Well sure, I'd count it in net worth, but I'm just wondering why count it in your AA. You can't rebalance with it, it's small enough apparently to not affect much. I just don't see the merits of counting a pension in your AA as part of the bond component, unless it's making up a substantial amount of your living expenses, meaning you want to go more aggressive with your AA.
A small percentage of net worth isn't necessarily a small percentage of the bond bucket. With a $500k net worth and an 80%/20% bond split, for example, a pension valued at $10k in the bond bucket is the difference between $100k in a bond index, and $90k in a bond index. So, 2% of net worth, but 10% of the bond bucket. So, not so insignificant, but also:
However far the stock market drops, he has enough liquid bonds to rebalance. Even with stocks at infinitessimally low prices, he'd sell $80k of his bond index funds to buy stocks, keeping $10k in the bond index, and $10k in the pension (i.e. $80k/$20k stocks bonds). He can even sustain a further 62.5% stock market crash after that!
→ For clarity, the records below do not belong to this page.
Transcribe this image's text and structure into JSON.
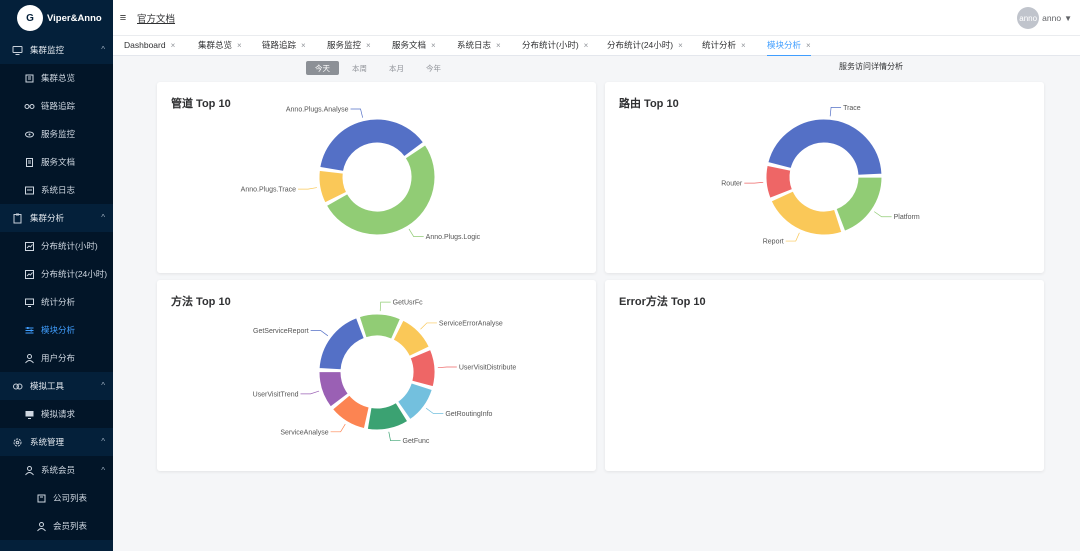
{
  "brand": {
    "logo_glyph": "G",
    "name": "Viper&Anno"
  },
  "header": {
    "doc_link": "官方文档",
    "avatar_text": "anno",
    "user_name": "anno"
  },
  "sidebar": {
    "groups": [
      {
        "label": "集群监控",
        "icon": "monitor-icon"
      },
      {
        "label": "集群分析",
        "icon": "clipboard-icon"
      },
      {
        "label": "模拟工具",
        "icon": "tool-icon"
      },
      {
        "label": "系统管理",
        "icon": "gear-icon"
      }
    ],
    "items": [
      {
        "label": "集群总览",
        "icon": "building-icon"
      },
      {
        "label": "链路追踪",
        "icon": "route-icon"
      },
      {
        "label": "服务监控",
        "icon": "eye-icon"
      },
      {
        "label": "服务文档",
        "icon": "doc-icon"
      },
      {
        "label": "系统日志",
        "icon": "log-icon"
      },
      {
        "label": "分布统计(小时)",
        "icon": "chart-icon"
      },
      {
        "label": "分布统计(24小时)",
        "icon": "chart-icon"
      },
      {
        "label": "统计分析",
        "icon": "screen-icon"
      },
      {
        "label": "模块分析",
        "icon": "sliders-icon"
      },
      {
        "label": "用户分布",
        "icon": "user-icon"
      },
      {
        "label": "模拟请求",
        "icon": "screen-icon"
      },
      {
        "label": "系统会员",
        "icon": "user-icon"
      },
      {
        "label": "公司列表",
        "icon": "building-icon"
      },
      {
        "label": "会员列表",
        "icon": "user-icon"
      }
    ]
  },
  "tabs": [
    {
      "label": "Dashboard"
    },
    {
      "label": "集群总览"
    },
    {
      "label": "链路追踪"
    },
    {
      "label": "服务监控"
    },
    {
      "label": "服务文档"
    },
    {
      "label": "系统日志"
    },
    {
      "label": "分布统计(小时)"
    },
    {
      "label": "分布统计(24小时)"
    },
    {
      "label": "统计分析"
    },
    {
      "label": "模块分析"
    }
  ],
  "period": {
    "options": [
      "今天",
      "本周",
      "本月",
      "今年"
    ],
    "selected": "今天"
  },
  "service_title": "服务访问详情分析",
  "colors": {
    "accent": "#409eff",
    "sidebar_bg": "#04203a"
  },
  "cards": {
    "pipeline": {
      "title": "管道 Top 10"
    },
    "route": {
      "title": "路由 Top 10"
    },
    "method": {
      "title": "方法 Top 10"
    },
    "error": {
      "title": "Error方法 Top 10"
    }
  },
  "chart_data": [
    {
      "type": "pie",
      "title": "管道 Top 10",
      "labels": [
        "Anno.Plugs.Analyse",
        "Anno.Plugs.Logic",
        "Anno.Plugs.Trace"
      ],
      "values": [
        38,
        52,
        10
      ],
      "colors": [
        "#5470c6",
        "#91cc75",
        "#fac858"
      ]
    },
    {
      "type": "pie",
      "title": "路由 Top 10",
      "labels": [
        "Trace",
        "Platform",
        "Report",
        "Router"
      ],
      "values": [
        46,
        20,
        24,
        10
      ],
      "colors": [
        "#5470c6",
        "#91cc75",
        "#fac858",
        "#ee6666"
      ]
    },
    {
      "type": "pie",
      "title": "方法 Top 10",
      "labels": [
        "GetServiceReport",
        "GetUsrFc",
        "ServiceErrorAnalyse",
        "UserVisitDistribute",
        "GetRoutingInfo",
        "GetFunc",
        "ServiceAnalyse",
        "UserVisitTrend"
      ],
      "values": [
        17,
        11,
        10,
        10,
        10,
        11,
        10,
        10
      ],
      "colors": [
        "#5470c6",
        "#91cc75",
        "#fac858",
        "#ee6666",
        "#73c0de",
        "#3ba272",
        "#fc8452",
        "#9a60b4"
      ]
    }
  ]
}
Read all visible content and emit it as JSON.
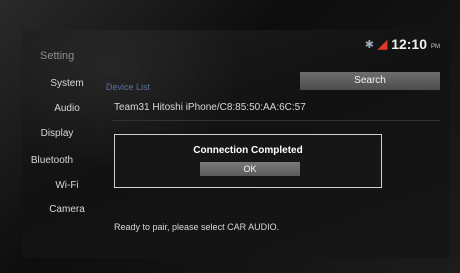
{
  "header": {
    "title": "Setting",
    "time": "12:10",
    "ampm": "PM"
  },
  "sidebar": {
    "items": [
      {
        "label": "System"
      },
      {
        "label": "Audio"
      },
      {
        "label": "Display"
      },
      {
        "label": "Bluetooth"
      },
      {
        "label": "Wi-Fi"
      },
      {
        "label": "Camera"
      }
    ]
  },
  "main": {
    "device_list_label": "Device List",
    "search_label": "Search",
    "device_name": "Team31 Hitoshi iPhone/C8:85:50:AA:6C:57",
    "status_message": "Ready to pair, please select CAR AUDIO."
  },
  "dialog": {
    "title": "Connection Completed",
    "ok_label": "OK"
  }
}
That's fine, but none of it is a reason to count it.
Why not, in your scenario (500k net worth and an 80%/20% bond split, for example, a pension valued at $10k counting, so 90k in bonds) say instead you have a 490k portfolio and (with 90k bonds) your AA is 92/18?
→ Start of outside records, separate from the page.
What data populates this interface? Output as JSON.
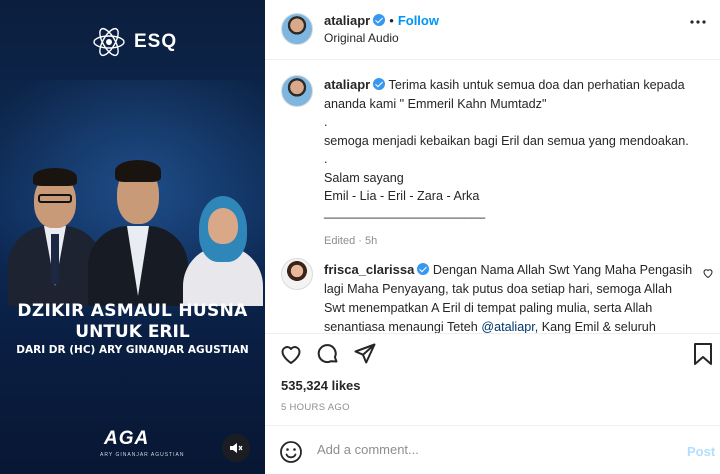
{
  "media": {
    "logo_text": "ESQ",
    "title_line1": "DZIKIR ASMAUL HUSNA",
    "title_line2": "UNTUK ERIL",
    "title_line3": "DARI DR (HC) ARY GINANJAR AGUSTIAN",
    "brand_text": "AGA",
    "brand_subtext": "ARY GINANJAR AGUSTIAN"
  },
  "header": {
    "username": "ataliapr",
    "follow_label": "Follow",
    "dot": "•",
    "audio": "Original Audio"
  },
  "caption": {
    "username": "ataliapr",
    "line1": "Terima kasih untuk semua doa dan perhatian kepada ananda kami \" Emmeril Kahn Mumtadz\"",
    "line2": ".",
    "line3": "semoga menjadi kebaikan bagi Eril dan semua yang mendoakan.",
    "line4": ".",
    "line5": "Salam sayang",
    "line6": "Emil - Lia - Eril - Zara - Arka",
    "line7": "_______________________",
    "meta": "Edited · 5h"
  },
  "comment": {
    "username": "frisca_clarissa",
    "text": "Dengan Nama Allah Swt Yang Maha Pengasih lagi Maha Penyayang, tak putus doa setiap hari, semoga Allah Swt menempatkan A Eril di tempat paling mulia, serta Allah senantiasa menaungi Teteh",
    "mention": "@ataliapr",
    "text_end": ", Kang Emil & seluruh"
  },
  "actions": {
    "likes": "535,324 likes",
    "time": "5 HOURS AGO"
  },
  "comment_box": {
    "placeholder": "Add a comment...",
    "post_label": "Post"
  },
  "colors": {
    "accent": "#0095f6",
    "verified": "#3897f0",
    "muted": "#8e8e8e"
  }
}
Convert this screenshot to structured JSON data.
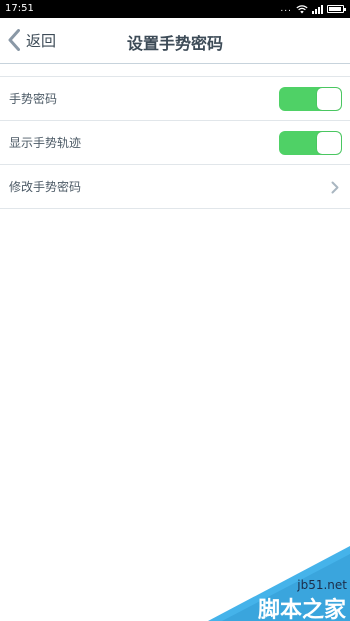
{
  "status_bar": {
    "time": "17:51",
    "dots": "...",
    "icons": [
      "wifi-icon",
      "signal-icon",
      "battery-icon"
    ]
  },
  "nav": {
    "back_label": "返回",
    "title": "设置手势密码"
  },
  "settings": {
    "items": [
      {
        "label": "手势密码",
        "control": "toggle",
        "on": true
      },
      {
        "label": "显示手势轨迹",
        "control": "toggle",
        "on": true
      },
      {
        "label": "修改手势密码",
        "control": "chevron"
      }
    ]
  },
  "watermark": {
    "site": "jb51.net",
    "brand": "脚本之家"
  },
  "colors": {
    "toggle_on": "#4fd166",
    "text": "#3d4b57",
    "watermark_blue": "#45b3ea"
  }
}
I'm just not seeing the compelling reason to count the pension as part of that AA, it's a completely separate item. It'll reduce your living expenses, but once you're at that point you should set your AA to what makes you comfortable to cover the rest.
I mean, I don't care. Do whatever makes you happy. :)
I'm just asking because I'm genuinely curious why you do it that way.
Do you count S.S. as part of your bond allocation? If not, why not?
Maybe because you don't think it's stable or will be there, though the same could potentially be said of your pension, but assuming you do realize that S.S. will be there, why wouldn't you count that as well?
When you can articulate why you don't count S.S. as part of your bond portfolio, you'll see why I wouldn't count a pension.